Malgré des taux d'emprunt hyper propices à l'achat immobilier, le nombre de refus de prêts ne cesse d'augmenter. Les banques appliquent scrupuleusement les recommandations édictées par le Haut Conseil de Stabilité Financière, une politique qui semble avoir une incidence plus marquée sur la production de crédits que la situation économique dégradée.
Nouvelles conditions d'octroi depuis janvier 2020
Bien avant que la crise sanitaire ne fragilise le marché de l'immobilier, le régulateur avait déjà mis le holà. Fin 2019, le Haut Conseil de Stabilité Financière (HCSF) s'inquiétait d'un éventuel emballement du crédit à l'habitat, enjoignant les banques de suivre à la lettre les trois règles suivantes :
- plafonner le taux d'effort à 33% des revenus de l'emprunteur ;
- limiter la durée de remboursement à 25 ans ;
- limiter l'endettement à 7 années de revenus.
Ces nouveaux critères d'octroi qui s'apparentent à de bonnes pratiques interviennent au terme d’une année 2019 qui a battu des records d'activité immobilière, avec plus d'un million de transactions et 258 milliards d'euros distribués par les banques. Le HCSF s'est alarmé du prétendu laxisme des établissements financiers en matière de distribution du crédit, les accusant de prêter sur de trop longues durées à des taux d'endettement parfois supérieurs à 35%.
La crainte d'un endettement excessif des ménages n'a fait que se renforcer avec la dégradation économique consécutive à la crise sanitaire. Mi-septembre, l'autorité régulatrice a confirmé ne pas vouloir assouplir les règles d'octroi imposées aux banques depuis janvier 2020.
Le nombre de refus a doublé
Malgré des taux d'emprunt toujours attractifs, cette ligne dure crée un marché à deux vitesses, qui exclut un grand nombre de candidats, encore éligibles en 2019. Le retour à la notion de reste à vivre, tant réclamé par les courtiers, semble un vœu pieu. En limitant le taux d'effort à 33% sans distinction de revenus, le HCSF dénie aux banques leur capacité d'analyse des demandes de financement.
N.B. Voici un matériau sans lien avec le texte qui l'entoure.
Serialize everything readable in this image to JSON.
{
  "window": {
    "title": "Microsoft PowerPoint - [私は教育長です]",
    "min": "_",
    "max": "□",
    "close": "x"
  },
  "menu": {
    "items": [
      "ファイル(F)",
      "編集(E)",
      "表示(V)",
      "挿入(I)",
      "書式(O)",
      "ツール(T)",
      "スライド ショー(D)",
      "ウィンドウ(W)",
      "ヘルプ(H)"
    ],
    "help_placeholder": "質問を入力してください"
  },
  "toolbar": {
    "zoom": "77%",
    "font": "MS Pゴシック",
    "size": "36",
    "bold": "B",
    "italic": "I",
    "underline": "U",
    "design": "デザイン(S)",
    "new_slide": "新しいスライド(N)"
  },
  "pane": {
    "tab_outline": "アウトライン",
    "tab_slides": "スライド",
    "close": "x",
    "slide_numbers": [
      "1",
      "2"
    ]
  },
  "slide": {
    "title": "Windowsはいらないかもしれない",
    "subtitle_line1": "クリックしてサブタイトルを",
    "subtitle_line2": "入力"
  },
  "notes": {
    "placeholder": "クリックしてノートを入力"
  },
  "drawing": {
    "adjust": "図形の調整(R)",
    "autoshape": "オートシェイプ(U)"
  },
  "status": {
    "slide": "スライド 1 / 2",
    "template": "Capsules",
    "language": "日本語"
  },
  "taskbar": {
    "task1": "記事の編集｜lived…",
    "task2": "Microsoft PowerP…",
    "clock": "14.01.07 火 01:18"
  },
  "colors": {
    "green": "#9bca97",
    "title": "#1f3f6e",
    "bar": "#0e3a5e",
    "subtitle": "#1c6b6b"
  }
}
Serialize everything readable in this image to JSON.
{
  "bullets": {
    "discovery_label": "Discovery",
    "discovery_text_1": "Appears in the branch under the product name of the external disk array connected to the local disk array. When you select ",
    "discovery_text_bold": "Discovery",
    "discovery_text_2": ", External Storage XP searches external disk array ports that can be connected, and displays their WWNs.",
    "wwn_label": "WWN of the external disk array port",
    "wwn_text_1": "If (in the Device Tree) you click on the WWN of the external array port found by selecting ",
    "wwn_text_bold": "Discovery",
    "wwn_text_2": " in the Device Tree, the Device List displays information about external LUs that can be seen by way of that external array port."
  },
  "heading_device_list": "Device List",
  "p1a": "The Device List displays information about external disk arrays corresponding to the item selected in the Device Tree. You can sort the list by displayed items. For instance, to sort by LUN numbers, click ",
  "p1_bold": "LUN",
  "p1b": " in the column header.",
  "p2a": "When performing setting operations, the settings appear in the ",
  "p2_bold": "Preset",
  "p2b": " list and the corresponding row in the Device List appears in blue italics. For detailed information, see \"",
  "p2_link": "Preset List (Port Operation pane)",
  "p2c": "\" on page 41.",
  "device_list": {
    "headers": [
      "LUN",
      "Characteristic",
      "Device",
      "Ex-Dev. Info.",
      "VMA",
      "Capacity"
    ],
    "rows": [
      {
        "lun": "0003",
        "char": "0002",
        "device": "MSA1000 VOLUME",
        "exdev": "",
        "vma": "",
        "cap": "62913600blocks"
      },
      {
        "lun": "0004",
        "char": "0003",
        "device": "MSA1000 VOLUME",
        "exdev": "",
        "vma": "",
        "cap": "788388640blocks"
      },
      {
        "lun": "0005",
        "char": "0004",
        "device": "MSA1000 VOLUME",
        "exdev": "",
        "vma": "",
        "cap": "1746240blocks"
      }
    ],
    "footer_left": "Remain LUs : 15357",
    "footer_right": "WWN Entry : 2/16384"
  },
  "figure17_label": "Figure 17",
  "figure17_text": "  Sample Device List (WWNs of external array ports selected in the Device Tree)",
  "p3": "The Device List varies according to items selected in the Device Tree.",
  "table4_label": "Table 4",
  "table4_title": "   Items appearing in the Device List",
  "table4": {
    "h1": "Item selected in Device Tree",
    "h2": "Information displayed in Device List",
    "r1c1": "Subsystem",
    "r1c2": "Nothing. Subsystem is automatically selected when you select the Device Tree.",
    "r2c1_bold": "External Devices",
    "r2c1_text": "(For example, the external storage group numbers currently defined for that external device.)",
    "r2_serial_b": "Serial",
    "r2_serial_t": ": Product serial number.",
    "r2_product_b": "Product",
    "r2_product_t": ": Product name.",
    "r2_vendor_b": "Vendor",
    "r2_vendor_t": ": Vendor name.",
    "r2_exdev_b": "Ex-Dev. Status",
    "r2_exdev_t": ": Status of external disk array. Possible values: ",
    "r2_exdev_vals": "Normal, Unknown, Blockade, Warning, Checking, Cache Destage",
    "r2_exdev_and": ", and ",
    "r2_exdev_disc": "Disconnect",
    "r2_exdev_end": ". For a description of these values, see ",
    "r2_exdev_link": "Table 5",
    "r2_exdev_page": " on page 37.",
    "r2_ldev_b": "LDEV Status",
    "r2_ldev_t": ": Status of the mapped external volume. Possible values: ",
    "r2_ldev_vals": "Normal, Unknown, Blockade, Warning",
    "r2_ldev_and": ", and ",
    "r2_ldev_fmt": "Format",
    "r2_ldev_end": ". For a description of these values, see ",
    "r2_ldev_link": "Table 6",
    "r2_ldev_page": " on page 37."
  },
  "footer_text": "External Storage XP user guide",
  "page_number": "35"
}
Les intermédiaires militent en vain depuis des mois pour que le reste à vivre soit pris en compte dans les règles d'octroi. C'est une évidence mathématique qu'un emprunteur aisé puisse outrepasser les 33% d'endettement sans compromettre l’équilibre de son budget pour assurer les dépenses courantes du mois.
Résultat, le taux de refus de prêt ne cesse d'augmenter depuis le début de l'année. Chez le courtier Vousfinancer, 15% des dossiers ont été recalés en septembre et en octobre, portant le taux de refus à 11,5% sur l'année 2020, contre un taux moyen de 5,5% l'an passé. L'intermédiaire avoue néanmoins que les chiffres ne se sont pas envolés, comme le laissait présager la crise économique. Chez le courtier Cafpi, le taux de refus est passé de 10% à 14% d'une année à l'autre pour la même raison majeure : le durcissement des conditions d'accès au crédit souhaité par le HCSF.
Apport personnel exigé !
Pour respecter ces règles, les banques sont devenues plus exigeantes sur le niveau de l'apport personnel. Finies les opérations financées à 100% voire 110% par le crédit bancaire. Désormais une mise de départ minimale de 10% est requise, mieux, 20% pour bénéficier des taux les plus performants.
Cela se traduit par l'exclusion de nombreux primo-accédants pourtant solvables qui, faute d'épargne suffisante, ne peuvent concrétiser leur projet immobilier. D'après les données du courtier Cafpi pour le mois d'octobre, le taux d'apport moyen a augmenté entre le troisième trimestre 2019 et le troisième trimestre 2020, passant :
- de 10,8% à 12,1 pour les primo-accédants,
- de 14,3% à 16,2% pour les autres accédants.
Même si la part des primo-accédants s'est encore accrue par rapport à septembre (69% contre 67%), les chiffres avancés par ce courtier indiquent réellement le recentrage progressif de la production vers les clientèles les mieux dotées. En octobre, les primo-accédants ont décroché un prêt immobilier d'un montant moyen de 223 200€ sur 283 mois pour un endettement équivalent à 5,63 années de revenus, contre 215 100€ empruntés sur 282 mois pour un effort de 5,60 années de revenus en septembre 2020.